For instance, the ad CR517478000787193856 was initially linked to advertiser AR188817757448437760 (no longer accessible), then to advertiser AR322201712037199872 (no longer accessible), and then to advertiser AR464795176020213760. These 3 advertisers share the same name so we can assume that these 3 accounts are controlled by the same entity. However, the documentation does no explain why the identifier is not constant.

Ads content is not available programmatically

Even though publishing the data as a bundle is a major advantage for research, the provided bundle only contains metadata about the ads and no content.

Ads can be of three types: text, image or video.

  • The textual content can be fetched using an undocumented Google API, which is cumbersome but feasible.
  • We observed that the images are displayed in the web page using, depending on the ad, at least two different technical means involving dynamic scripts, neither of which are easy to reverse engineer.
  • As for the videos, they are displayed by streaming and we did not assess whether the streaming is performed using standard streaming protocols.

Poor data integrity

Content of removed ads is not accessible

The documentation states that:

The content of an ad may not appear if the ad did not comply with Google Ads policies, or when it isn’t available for technical reasons; however, data about the ad remains in the report.

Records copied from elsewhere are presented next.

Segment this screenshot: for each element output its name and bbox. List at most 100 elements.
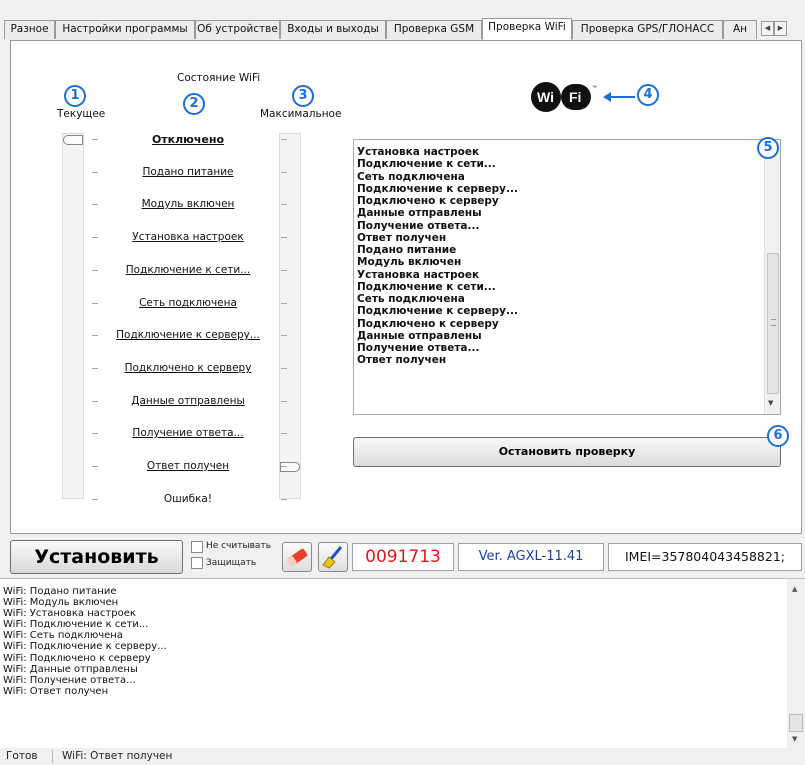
max-tick xyxy=(281,335,287,336)
log-line: Подключено к серверу xyxy=(357,195,499,207)
max-tick xyxy=(281,172,287,173)
log-scroll-thumb[interactable] xyxy=(767,253,779,394)
max-tick xyxy=(281,499,287,500)
state-item: Ответ получен xyxy=(146,460,230,472)
log-line: Сеть подключена xyxy=(357,293,465,305)
log-line: Подключение к серверу... xyxy=(357,182,518,195)
max-tick xyxy=(281,401,287,402)
log-line: Установка настроек xyxy=(357,268,480,281)
log-line: Получение ответа... xyxy=(357,219,480,232)
callout-4-arrow xyxy=(607,96,635,98)
current-tick xyxy=(92,335,98,336)
scroll-down-icon[interactable]: ▼ xyxy=(768,399,773,407)
current-state-slider[interactable] xyxy=(62,133,84,499)
current-tick xyxy=(92,139,98,140)
tab-scroll-right-icon[interactable]: ▶ xyxy=(774,21,787,36)
state-item: Отключено xyxy=(151,133,225,146)
svg-text:™: ™ xyxy=(592,85,597,91)
log-line: Данные отправлены xyxy=(357,329,482,342)
imei-field: IMEI=357804043458821; xyxy=(608,543,802,571)
event-log-line: WiFi: Установка настроек xyxy=(3,608,136,620)
eraser-icon xyxy=(287,548,308,567)
tab-scroll-left-icon[interactable]: ◀ xyxy=(761,21,774,36)
tab-inputs-outputs[interactable]: Входы и выходы xyxy=(280,20,386,39)
broom-button[interactable] xyxy=(318,542,348,572)
stop-check-button[interactable]: Остановить проверку xyxy=(353,437,781,467)
event-log-scroll-thumb[interactable] xyxy=(789,714,803,732)
max-tick xyxy=(281,237,287,238)
event-log-lines: WiFi: Подано питание WiFi: Модуль включен… xyxy=(3,586,167,697)
event-log[interactable]: WiFi: Подано питание WiFi: Модуль включен… xyxy=(0,578,805,749)
callout-6: 6 xyxy=(767,425,789,447)
event-log-line: WiFi: Подключение к серверу... xyxy=(3,641,167,653)
status-bar: Готов WiFi: Ответ получен xyxy=(0,748,805,765)
log-scrollbar[interactable]: ▼ xyxy=(764,140,780,414)
svg-text:Wi: Wi xyxy=(537,89,554,105)
state-item: Подключение к серверу... xyxy=(116,329,260,341)
scroll-down-icon[interactable]: ▼ xyxy=(792,735,797,743)
status-ready: Готов xyxy=(6,750,38,762)
tab-wifi-check[interactable]: Проверка WiFi xyxy=(482,18,572,40)
event-log-line: WiFi: Подано питание xyxy=(3,586,117,597)
tab-device-info[interactable]: Об устройстве xyxy=(195,20,280,39)
max-tick xyxy=(281,204,287,205)
wifi-log-lines: Установка настроек Подключение к сети... С… xyxy=(357,146,518,367)
tab-strip: Разное Настройки программы Об устройстве… xyxy=(4,18,804,40)
log-line: Модуль включен xyxy=(357,256,462,269)
tab-gsm-check[interactable]: Проверка GSM xyxy=(386,20,482,39)
log-line: Подключение к серверу... xyxy=(357,305,518,318)
arrow-left-icon xyxy=(603,92,611,102)
max-tick xyxy=(281,270,287,271)
current-tick xyxy=(92,172,98,173)
current-tick xyxy=(92,270,98,271)
callout-2: 2 xyxy=(183,93,205,115)
state-item: Установка настроек xyxy=(132,231,244,243)
log-line: Получение ответа... xyxy=(357,342,480,354)
no-read-checkbox[interactable] xyxy=(191,541,203,553)
state-item: Сеть подключена xyxy=(139,297,237,309)
no-read-label: Не считывать xyxy=(206,541,271,551)
log-line: Сеть подключена xyxy=(357,170,465,183)
callout-4: 4 xyxy=(637,84,659,106)
log-line: Подключено к серверу xyxy=(357,317,499,330)
current-tick xyxy=(92,368,98,369)
max-column-label: Максимальное xyxy=(260,108,342,120)
tab-misc[interactable]: Разное xyxy=(4,20,55,39)
event-log-line: WiFi: Подключение к сети... xyxy=(3,619,149,631)
max-state-thumb[interactable] xyxy=(280,462,300,472)
log-line: Ответ получен xyxy=(357,231,447,244)
current-tick xyxy=(92,401,98,402)
state-item: Подключено к серверу xyxy=(124,362,252,374)
state-item: Модуль включен xyxy=(141,198,235,210)
state-item: Ошибка! xyxy=(163,493,213,505)
current-tick xyxy=(92,237,98,238)
log-line: Ответ получен xyxy=(357,354,447,367)
install-button[interactable]: Установить xyxy=(10,540,183,574)
current-state-thumb[interactable] xyxy=(63,135,83,145)
event-log-scrollbar[interactable]: ▲ ▼ xyxy=(787,579,805,749)
current-tick xyxy=(92,466,98,467)
firmware-version: Ver. AGXL-11.41 xyxy=(458,543,604,571)
scroll-up-icon[interactable]: ▲ xyxy=(792,585,797,593)
serial-number: 0091713 xyxy=(352,543,454,571)
tab-program-settings[interactable]: Настройки программы xyxy=(55,20,195,39)
max-state-slider[interactable] xyxy=(279,133,301,499)
tab-truncated[interactable]: Ан xyxy=(723,20,757,39)
current-tick xyxy=(92,204,98,205)
current-column-label: Текущее xyxy=(57,108,106,120)
log-line: Установка настроек xyxy=(357,146,480,158)
state-item: Подключение к сети... xyxy=(125,264,251,276)
event-log-line: WiFi: Данные отправлены xyxy=(3,663,138,675)
wifi-log-box[interactable]: Установка настроек Подключение к сети... С… xyxy=(353,139,781,415)
wifi-logo-icon: Wi Fi ™ xyxy=(529,81,599,113)
event-log-line: WiFi: Ответ получен xyxy=(3,685,109,697)
event-log-line: WiFi: Получение ответа... xyxy=(3,674,136,686)
max-tick xyxy=(281,466,287,467)
eraser-button[interactable] xyxy=(282,542,312,572)
max-tick xyxy=(281,139,287,140)
max-tick xyxy=(281,303,287,304)
tab-gps-check[interactable]: Проверка GPS/ГЛОНАСС xyxy=(572,20,723,39)
state-item: Получение ответа... xyxy=(132,427,244,439)
callout-5: 5 xyxy=(757,137,779,159)
protect-checkbox[interactable] xyxy=(191,557,203,569)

In case of policy violation, the data is indeed replaced by a message:

Policy violation This ad violated Google’s Advertising Policies.

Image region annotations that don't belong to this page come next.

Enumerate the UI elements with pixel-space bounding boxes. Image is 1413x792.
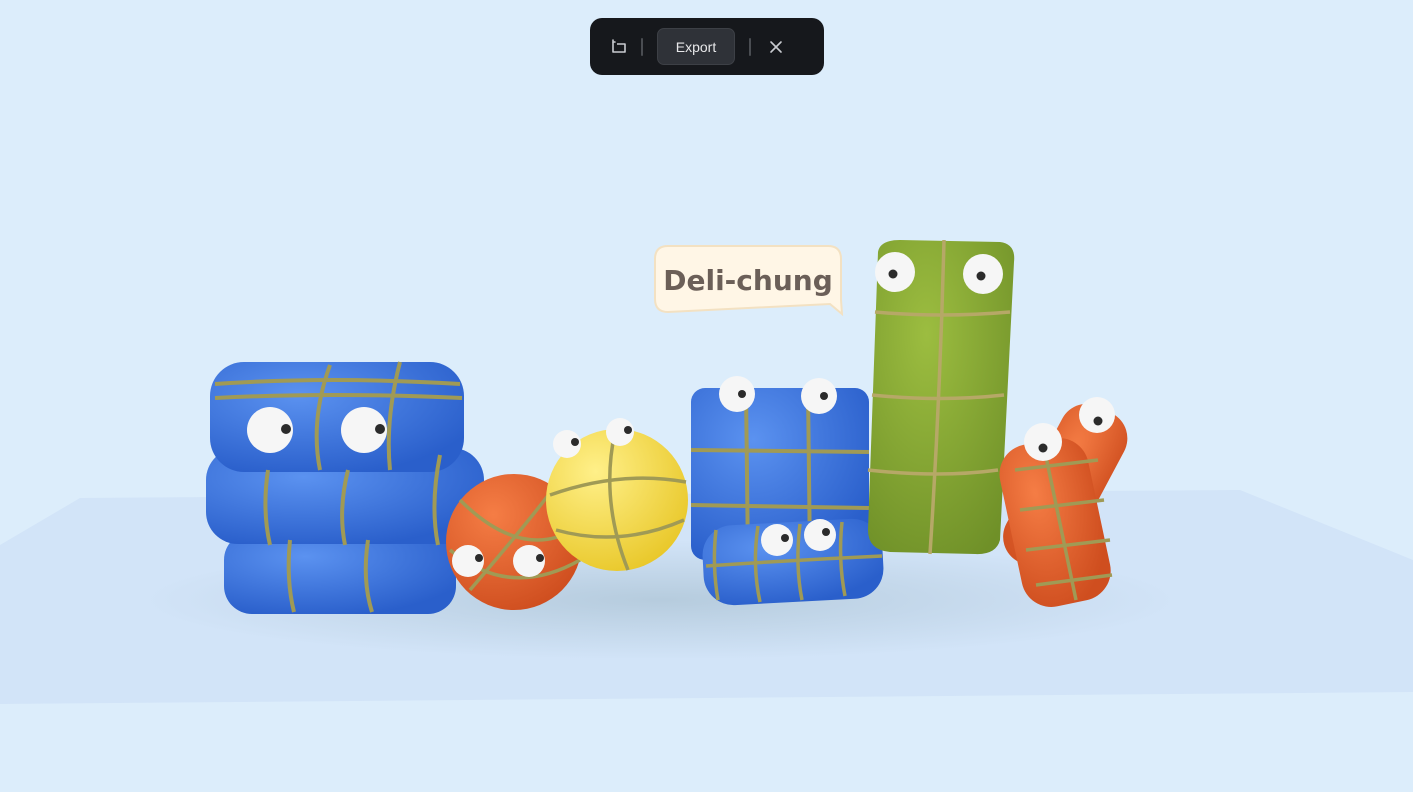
- toolbar-separator: [749, 37, 751, 56]
- yellow-ball-character[interactable]: [546, 418, 688, 571]
- close-icon[interactable]: [765, 36, 787, 58]
- undo-icon[interactable]: [608, 36, 630, 58]
- floating-toolbar: Export: [590, 18, 824, 75]
- blue-bag-stack[interactable]: [206, 361, 484, 614]
- speech-bubble: Deli-chung: [654, 245, 844, 317]
- scene-canvas[interactable]: Deli-chung: [0, 0, 1413, 792]
- blue-roll-character[interactable]: [701, 517, 885, 606]
- speech-bubble-text: Deli-chung: [663, 264, 833, 297]
- export-button[interactable]: Export: [657, 28, 735, 65]
- toolbar-separator: [641, 37, 643, 56]
- green-tall-character[interactable]: [867, 239, 1015, 555]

It is thus impossible to retrieve the original content of the ad. Moreover, the clause that was violated is not mentioned, as documented:

Google continuously reviews all ads, including election ads, for compliance with our policies. Any ad found to be non-compliant is labeled as a “Policy Violation” in our report. We do not externally disclose details of which policies advertisers have violated.

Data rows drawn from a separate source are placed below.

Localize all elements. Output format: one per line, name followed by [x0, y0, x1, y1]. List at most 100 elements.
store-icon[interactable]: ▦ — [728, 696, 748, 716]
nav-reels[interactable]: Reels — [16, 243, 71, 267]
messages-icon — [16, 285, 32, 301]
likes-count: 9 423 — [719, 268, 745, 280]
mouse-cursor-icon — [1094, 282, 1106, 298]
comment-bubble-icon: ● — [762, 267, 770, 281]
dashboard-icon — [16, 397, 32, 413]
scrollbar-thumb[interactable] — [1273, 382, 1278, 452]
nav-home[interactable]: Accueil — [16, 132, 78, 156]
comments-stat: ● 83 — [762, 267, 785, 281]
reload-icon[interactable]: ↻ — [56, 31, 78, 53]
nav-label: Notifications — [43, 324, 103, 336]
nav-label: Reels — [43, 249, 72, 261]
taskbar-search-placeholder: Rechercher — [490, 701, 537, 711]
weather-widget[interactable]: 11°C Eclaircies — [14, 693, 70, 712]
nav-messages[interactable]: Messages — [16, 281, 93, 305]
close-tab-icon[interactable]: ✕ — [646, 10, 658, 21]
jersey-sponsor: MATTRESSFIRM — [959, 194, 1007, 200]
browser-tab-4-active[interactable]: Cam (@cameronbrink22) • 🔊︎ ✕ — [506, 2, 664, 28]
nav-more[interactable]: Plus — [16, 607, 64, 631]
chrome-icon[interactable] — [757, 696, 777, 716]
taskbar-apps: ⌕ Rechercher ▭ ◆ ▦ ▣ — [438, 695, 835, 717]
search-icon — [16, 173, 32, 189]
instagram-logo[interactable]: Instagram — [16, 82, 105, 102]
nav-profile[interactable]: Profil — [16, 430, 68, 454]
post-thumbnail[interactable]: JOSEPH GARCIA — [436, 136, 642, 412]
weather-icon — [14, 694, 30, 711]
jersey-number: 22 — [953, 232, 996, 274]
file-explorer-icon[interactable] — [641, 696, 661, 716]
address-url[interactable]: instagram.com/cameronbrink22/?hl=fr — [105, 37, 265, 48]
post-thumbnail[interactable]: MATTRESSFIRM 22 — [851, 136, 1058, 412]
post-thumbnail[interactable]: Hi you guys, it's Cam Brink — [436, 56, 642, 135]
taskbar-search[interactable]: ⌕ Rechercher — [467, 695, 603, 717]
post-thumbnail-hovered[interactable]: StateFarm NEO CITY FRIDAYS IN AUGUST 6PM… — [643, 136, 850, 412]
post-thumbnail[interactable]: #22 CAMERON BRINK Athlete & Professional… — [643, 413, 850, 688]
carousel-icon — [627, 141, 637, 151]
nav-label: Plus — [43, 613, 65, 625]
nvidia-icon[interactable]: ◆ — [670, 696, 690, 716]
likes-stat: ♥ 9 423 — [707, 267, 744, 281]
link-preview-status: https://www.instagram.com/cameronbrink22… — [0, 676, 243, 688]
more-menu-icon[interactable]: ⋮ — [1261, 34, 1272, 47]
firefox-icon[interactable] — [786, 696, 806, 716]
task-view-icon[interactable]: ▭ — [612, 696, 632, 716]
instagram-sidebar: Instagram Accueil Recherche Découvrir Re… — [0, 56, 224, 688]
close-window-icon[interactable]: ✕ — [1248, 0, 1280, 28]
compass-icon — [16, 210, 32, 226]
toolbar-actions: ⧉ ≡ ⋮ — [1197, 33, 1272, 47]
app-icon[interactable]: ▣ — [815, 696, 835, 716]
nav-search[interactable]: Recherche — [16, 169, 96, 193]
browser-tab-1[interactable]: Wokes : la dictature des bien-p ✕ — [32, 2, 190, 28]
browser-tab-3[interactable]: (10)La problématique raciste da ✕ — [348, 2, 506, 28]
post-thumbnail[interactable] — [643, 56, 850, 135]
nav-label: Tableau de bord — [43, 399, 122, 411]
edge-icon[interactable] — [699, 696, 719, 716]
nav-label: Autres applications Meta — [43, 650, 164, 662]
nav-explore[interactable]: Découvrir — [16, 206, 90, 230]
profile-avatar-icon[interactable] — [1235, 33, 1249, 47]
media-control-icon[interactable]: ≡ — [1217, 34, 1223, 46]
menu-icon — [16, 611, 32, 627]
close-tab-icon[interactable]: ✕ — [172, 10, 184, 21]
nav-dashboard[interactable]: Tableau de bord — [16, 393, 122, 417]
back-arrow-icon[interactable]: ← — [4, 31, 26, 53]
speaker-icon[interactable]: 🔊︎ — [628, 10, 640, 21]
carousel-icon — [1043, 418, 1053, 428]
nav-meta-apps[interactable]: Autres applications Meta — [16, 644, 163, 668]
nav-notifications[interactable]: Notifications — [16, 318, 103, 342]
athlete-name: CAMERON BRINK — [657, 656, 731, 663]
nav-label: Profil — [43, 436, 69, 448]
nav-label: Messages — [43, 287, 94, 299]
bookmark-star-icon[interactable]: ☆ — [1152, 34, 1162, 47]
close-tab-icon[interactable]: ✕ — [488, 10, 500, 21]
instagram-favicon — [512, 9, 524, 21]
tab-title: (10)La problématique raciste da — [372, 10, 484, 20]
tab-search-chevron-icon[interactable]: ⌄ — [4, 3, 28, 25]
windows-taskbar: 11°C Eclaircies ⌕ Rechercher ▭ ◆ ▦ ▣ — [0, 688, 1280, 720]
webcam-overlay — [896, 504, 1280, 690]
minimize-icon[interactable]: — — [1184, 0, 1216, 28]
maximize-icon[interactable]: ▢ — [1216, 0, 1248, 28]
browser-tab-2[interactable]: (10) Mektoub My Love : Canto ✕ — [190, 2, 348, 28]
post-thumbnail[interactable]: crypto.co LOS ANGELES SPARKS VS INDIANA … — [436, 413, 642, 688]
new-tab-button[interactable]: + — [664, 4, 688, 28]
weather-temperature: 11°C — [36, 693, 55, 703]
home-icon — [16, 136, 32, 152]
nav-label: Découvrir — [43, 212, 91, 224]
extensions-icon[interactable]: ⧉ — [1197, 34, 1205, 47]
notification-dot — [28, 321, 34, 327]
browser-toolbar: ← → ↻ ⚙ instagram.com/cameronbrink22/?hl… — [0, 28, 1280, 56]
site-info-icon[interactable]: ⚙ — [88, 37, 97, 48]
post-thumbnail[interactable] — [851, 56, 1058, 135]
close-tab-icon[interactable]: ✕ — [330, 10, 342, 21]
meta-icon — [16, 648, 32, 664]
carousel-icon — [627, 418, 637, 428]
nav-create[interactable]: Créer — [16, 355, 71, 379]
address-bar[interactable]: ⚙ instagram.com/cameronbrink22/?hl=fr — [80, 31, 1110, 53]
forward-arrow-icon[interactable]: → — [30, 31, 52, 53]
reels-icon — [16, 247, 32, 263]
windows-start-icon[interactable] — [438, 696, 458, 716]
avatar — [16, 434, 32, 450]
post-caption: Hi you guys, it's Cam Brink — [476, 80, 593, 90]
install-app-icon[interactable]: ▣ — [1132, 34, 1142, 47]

Incidentally, the bundle does not reveal which ads were removed and the web page does not allow to search for removed ads, so it is very hard to list which advertisers breached Google policies on political ads.

Unexplained ads removal

We have been regularly downloading the bundle since June 14th 2019 to January 14th 2020. The version of the bundle published June 19th was missing 212 ads. Eleven European advertisers paid for at least one such ad: KKW Lewica Razem – Razem, Unia Pracy, RSS, Asociația Platforma Inițiativa România, Kansallinen Kokoomus r.p., Bündnis 90/Die Grünen Landesverband RLP, Konfederacja KORWiN Braun Liroy Narodowcy, Fratelli d’Italia Centrodestra Nazionale, Bündnis 90/Die Grünen Baden-Württemberg, EVOLVEDREAMSOFT SRL, Sloboda a Solidarita (SaS), Partido Popular Regional De Canarias, Sloboda a Solidarita.

Update (December 2020): A comparison between the bundles from January 14th 2020 and November 31st 2020 shows that while 434.380 ads have been added, 27.937 have been removed in the meantime. During the same timeframe, 82 advertisers have been removed.

Altered weekly spendings

Weekly spendings about 72 advertisers were removed in the bundle dated June 19th, for no understandable reason.

In the same bundle version, 293 figures were changed. For instance, it is reported that the advertiser AR474748779908562944 spent 25,350 € in political ads during the week beginning May 12th 2019, while this figure was 21,100 € in the previous bundle version.

Inconsistent total spendings

For the report to be consistent over time, ads spendings should only increase (or stay the same). However, for some areas in the USA and for Poland, the total spent amount on political ads went down from one report to the next. For example, on the reports dated June 14th and June 18th, the amount of 201,300 € was reported for Poland. However, on June 19th, this amount decreased to 199,200 €.

Update (December 2020): The same test applied from January 14th 2020 to November 31st 2020 shows that the total amount spent decreased for Estonia, Bulgaria and the United Kingdom.